1. Mai 2017

Tops & Flops / 04.2017

Ein Teil von mir hat es schon geahnt, dass im April irgendetwas beim Lesen zu kurz kommen würde, allerdings hätte ich nicht gedacht, dass es ausgerechnet die Hörbücher sein würden ...


Normalerweise gelingt es mir ja wenigstens, ein Hörbuch zu beenden, aber nicht einmal das habe ich in diesem Monat geschafft. Ich habe einzig und allein ein Hörbuch ein bisschen weitergehört, aber bis ich "The Definitive Collection of Sherlock Holmes" beenden werde, wird es noch eine Weile dauern (71 Stunden Hörstoff schaffe ich nicht mal eben am Stück).

Top des Monats: Gelesenes

Beim Toptitel hatte ich dieses Mal ein wenig zu grübeln, denn sowohl Kerry Drewerys "Marthas Widerstand" als auch der neue Band aus der CyberWorld-Reihe von Nadine Erdmann haben hier um den Sieg gefochten :). Am Ende hat aber "Marthas Widerstand" den Sieg davon getragen, weil dieses Buch eigentlich nicht nur Unterhaltung ist ...

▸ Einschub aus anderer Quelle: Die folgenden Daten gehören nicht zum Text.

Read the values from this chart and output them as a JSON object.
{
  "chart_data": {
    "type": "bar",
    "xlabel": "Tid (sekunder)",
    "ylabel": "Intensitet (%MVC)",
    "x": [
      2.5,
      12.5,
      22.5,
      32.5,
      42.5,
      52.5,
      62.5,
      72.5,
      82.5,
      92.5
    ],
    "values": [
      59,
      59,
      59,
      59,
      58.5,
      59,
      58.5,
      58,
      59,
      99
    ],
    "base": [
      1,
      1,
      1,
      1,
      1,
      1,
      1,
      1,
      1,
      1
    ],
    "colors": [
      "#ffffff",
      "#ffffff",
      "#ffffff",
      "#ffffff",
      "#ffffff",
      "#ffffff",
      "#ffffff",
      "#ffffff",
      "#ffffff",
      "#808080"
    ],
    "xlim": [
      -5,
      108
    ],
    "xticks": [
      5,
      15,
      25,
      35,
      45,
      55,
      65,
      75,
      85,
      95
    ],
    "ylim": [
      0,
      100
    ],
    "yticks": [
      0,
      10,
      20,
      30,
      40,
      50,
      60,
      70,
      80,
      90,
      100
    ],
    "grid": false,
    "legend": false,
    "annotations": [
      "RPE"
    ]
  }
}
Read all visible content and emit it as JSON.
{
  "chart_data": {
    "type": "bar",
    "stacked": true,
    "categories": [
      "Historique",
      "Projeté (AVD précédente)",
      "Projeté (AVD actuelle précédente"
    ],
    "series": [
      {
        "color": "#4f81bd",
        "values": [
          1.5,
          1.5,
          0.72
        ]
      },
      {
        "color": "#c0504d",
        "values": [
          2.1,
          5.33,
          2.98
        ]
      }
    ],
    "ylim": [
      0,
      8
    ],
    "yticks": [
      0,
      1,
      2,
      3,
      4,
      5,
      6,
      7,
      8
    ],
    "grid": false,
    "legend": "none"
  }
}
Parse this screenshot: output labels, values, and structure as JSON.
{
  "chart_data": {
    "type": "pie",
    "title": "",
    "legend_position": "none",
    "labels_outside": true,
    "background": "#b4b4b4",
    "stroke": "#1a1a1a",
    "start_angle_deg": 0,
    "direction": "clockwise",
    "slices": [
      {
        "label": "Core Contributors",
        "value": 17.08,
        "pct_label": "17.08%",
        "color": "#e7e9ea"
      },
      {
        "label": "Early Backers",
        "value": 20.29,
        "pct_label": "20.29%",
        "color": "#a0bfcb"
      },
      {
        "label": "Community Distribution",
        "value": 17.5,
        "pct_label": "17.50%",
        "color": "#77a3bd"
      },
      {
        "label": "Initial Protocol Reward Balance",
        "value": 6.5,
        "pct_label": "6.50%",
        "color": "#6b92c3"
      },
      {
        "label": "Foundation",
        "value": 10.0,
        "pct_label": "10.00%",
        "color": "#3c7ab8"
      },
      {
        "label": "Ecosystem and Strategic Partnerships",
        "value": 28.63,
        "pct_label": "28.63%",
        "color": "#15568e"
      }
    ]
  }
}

Es stellt auch gleichzeitig Dinge in Frage, es regt dazu an, sich mit gesellschaftlichen Entwicklungen kritisch auseinanderzusetzen. Ein Buch von der Art, von denen es noch viel mehr geben sollte! Eine Rezi, wo ich auf die Geschichte im Detail eingehe, findet ihr hier.

Top des Monats: Gehörtes

In diesem Monat muss ich hier tatsächlich das erste Mal auslassen, seit es die "Tops & Flops" auf meinem Blog gibt. Aber wo nichts ist, kann ich auch nichts vorstellen. Hoffen wir mal, dass es im Mai wieder besser klappt mit dem Hören ...

Flop des Monats

Sehr eindeutig ist auch dieses Mal der Flop des Monats ausgefallen. "Paper Princess" ist zwar im Vergleich zur "Trinity"-Serie nicht ganz so durchgefallen, aber dafür gibt es hier einige andere Dinge, die ich persönlich sehr bedenklich finde. Eine Rezension zu dem Buch findet ihr hier.


Es ist eine Sache, als Autor körperliche Übergriffe, Sexismus und Gewalt in einem Buch anzusprechen, aber eine ganz andere, diese als normal dazustellen und nicht in irgendeiner Art und Weise zu verurteilen ... Und dies ist offensichtlich ein Trend, der sich jetzt in Büchern, die Jugendliche ansprechen, zu häufen beginnt.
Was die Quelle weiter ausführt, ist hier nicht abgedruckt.